How to avoid the belts "fighting" each other
|1154 forum posts|
When I commissioned my Willson slant bed I lathe fitted what I understood were matched A section vee-belts of the appropriate length. Chalking a line across the two belts and then running the lathe for a few minutes, however, suggests that one of the pair is getting ahead of the other.
I gather that this phenomenon can make the lathe noisier than if the belts kept in step and that link belting is recommended as a cure.
The phenomenon is perhaps surprising as I would expect both belts to be equally taut on the tight side of the run.
Have others had this problem and have they recommendations about it, including more radical solutions like poly-vee and timing belts, please?
|Howard Lewis||11/10/2018 12:42:28|
|1924 forum posts|
One assumes that all the sheaves are identical in width and angle, but over the years, this may no longer be the case.
The chances are that after a while the "shorter" belts will stretch (since they will have been subjected to slightly greater tension) and all will then take an equal share of the load.
Years ago, owing to a spec error, the "matched" belts supplied from new, were too long for an application, and to keep vehicles on the road, we had to use three belts, that had been intended for single use. (We messed up the Ford spares supply system for a while, by so doing!) There seemed to be no problems with shortening of service life, so presumably, the belts accomodated any slight differences.
So, I would not worry too much, just keep an eye on the tension for a little while.
|Pete Rimmer||11/10/2018 12:46:20|
|311 forum posts|
One of our machines uses a 10 belt sheave. They go out of sync very quickly but it doesn't affect the operation.
|413 forum posts|
Matched belts still have a tolerance and looking at the web this can be 0.15inches for upto 50+ inch length. So what you are seeing after running is probably this difference times the number of revolutions.
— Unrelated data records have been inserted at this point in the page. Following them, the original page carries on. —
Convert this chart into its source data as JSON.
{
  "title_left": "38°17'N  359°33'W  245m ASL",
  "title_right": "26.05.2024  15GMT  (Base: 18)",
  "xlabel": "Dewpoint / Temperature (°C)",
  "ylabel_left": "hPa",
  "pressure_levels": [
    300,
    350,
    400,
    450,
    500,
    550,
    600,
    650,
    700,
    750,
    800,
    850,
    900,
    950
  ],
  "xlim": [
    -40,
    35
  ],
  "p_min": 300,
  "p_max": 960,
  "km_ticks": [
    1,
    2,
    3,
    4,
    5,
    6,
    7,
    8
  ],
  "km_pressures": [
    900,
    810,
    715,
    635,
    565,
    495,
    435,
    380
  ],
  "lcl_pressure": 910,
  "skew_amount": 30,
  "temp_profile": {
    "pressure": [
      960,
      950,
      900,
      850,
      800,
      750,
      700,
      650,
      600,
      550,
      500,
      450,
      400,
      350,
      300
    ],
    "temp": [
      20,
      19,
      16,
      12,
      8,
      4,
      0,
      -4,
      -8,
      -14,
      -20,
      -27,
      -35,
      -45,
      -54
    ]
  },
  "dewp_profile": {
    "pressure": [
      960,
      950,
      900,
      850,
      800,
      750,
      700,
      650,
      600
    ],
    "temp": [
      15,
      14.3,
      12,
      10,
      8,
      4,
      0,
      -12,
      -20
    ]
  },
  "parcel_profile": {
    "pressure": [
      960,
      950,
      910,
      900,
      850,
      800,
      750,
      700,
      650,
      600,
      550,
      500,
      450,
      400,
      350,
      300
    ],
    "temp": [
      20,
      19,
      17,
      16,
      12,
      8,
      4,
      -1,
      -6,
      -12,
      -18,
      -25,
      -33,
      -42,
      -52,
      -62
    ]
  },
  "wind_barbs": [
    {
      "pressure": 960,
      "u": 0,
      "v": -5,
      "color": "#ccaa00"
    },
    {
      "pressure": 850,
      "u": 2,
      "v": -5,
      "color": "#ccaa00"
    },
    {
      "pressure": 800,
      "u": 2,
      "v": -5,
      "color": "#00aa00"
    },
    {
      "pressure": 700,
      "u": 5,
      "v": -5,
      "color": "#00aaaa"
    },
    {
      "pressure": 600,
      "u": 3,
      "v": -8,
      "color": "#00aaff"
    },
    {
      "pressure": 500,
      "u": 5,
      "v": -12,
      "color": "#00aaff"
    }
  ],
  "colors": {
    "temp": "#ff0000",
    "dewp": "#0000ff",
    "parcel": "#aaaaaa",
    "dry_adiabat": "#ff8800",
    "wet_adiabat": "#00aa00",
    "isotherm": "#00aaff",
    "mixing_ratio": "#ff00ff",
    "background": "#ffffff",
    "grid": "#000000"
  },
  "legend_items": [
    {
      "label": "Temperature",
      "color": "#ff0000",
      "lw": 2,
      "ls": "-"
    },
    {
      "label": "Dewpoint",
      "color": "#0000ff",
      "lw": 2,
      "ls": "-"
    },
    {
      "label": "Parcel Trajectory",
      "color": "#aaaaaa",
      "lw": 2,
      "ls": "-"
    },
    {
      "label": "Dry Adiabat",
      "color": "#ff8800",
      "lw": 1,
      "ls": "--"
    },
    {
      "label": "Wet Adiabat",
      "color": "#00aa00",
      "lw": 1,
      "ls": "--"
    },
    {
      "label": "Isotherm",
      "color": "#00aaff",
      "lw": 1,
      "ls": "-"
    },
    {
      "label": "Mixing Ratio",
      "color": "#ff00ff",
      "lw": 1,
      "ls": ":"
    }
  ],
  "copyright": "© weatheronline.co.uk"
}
Link belting can't be matched there are too many connections to get two anywhere close to the same length. Poly-vee belts are ideal, as they are cut to width from a single belt, just ensure that the pulley shafts stay parallel when adjusting. From your message though I think you are looking for a problem that isn't there, as you didn't say your machine made more noise than a similar machine just that you read that it can be so.
|not done it yet||11/10/2018 13:20:56|
|2912 forum posts|
First check for me, if I had a problem, would be to carefully swap the belts over and see what happens then. As above, a ‘few minutes’ could be a lot of revolutions and the difference might be vey small.
I prefer to act on substantiated facts not just merely a ‘suggestion’.
|Robert Atkinson 2||11/10/2018 13:29:12|
237 forum posts
I agree with Howard, not a problem. Hundreds of helicopters use multiple V belts to transmit power from the engine and act as clutches without significant issues. See https://www.atsb.gov.au/media/4120236/ai-2009-038_final.pdf for an interesting investigation (The R22 uses double V belts but otheres use multiple singles or polyvee. Theis service note even gives instructions for gluing down loost strands at the edge of the belt!
Most main dealers would be trying to sell you an new alternator belt for you car if they saw that level of dmage.
|3068 forum posts|
The Willson Slant Bed Gear Head lathe is noisy at the best of time, so a little belt noise should not intrude.
|1154 forum posts|
My Willson is indeed noisy, particularly by comparison with the Myford. Any significant noise reduction would therefore be welcome. My only experience of the type is with my own machine and I take some comfort from the thought that mine may be no noisier than the rest!
By belt noise, do you mean the noise directly emanating from the drive? I expect this is minimal but I had in mind possible additional noise from the gears in the headstock. I will try running the lathe with one belt removed to see whether this makes any perceptible difference.
Meantime, my thanks to all those who made helpful comments.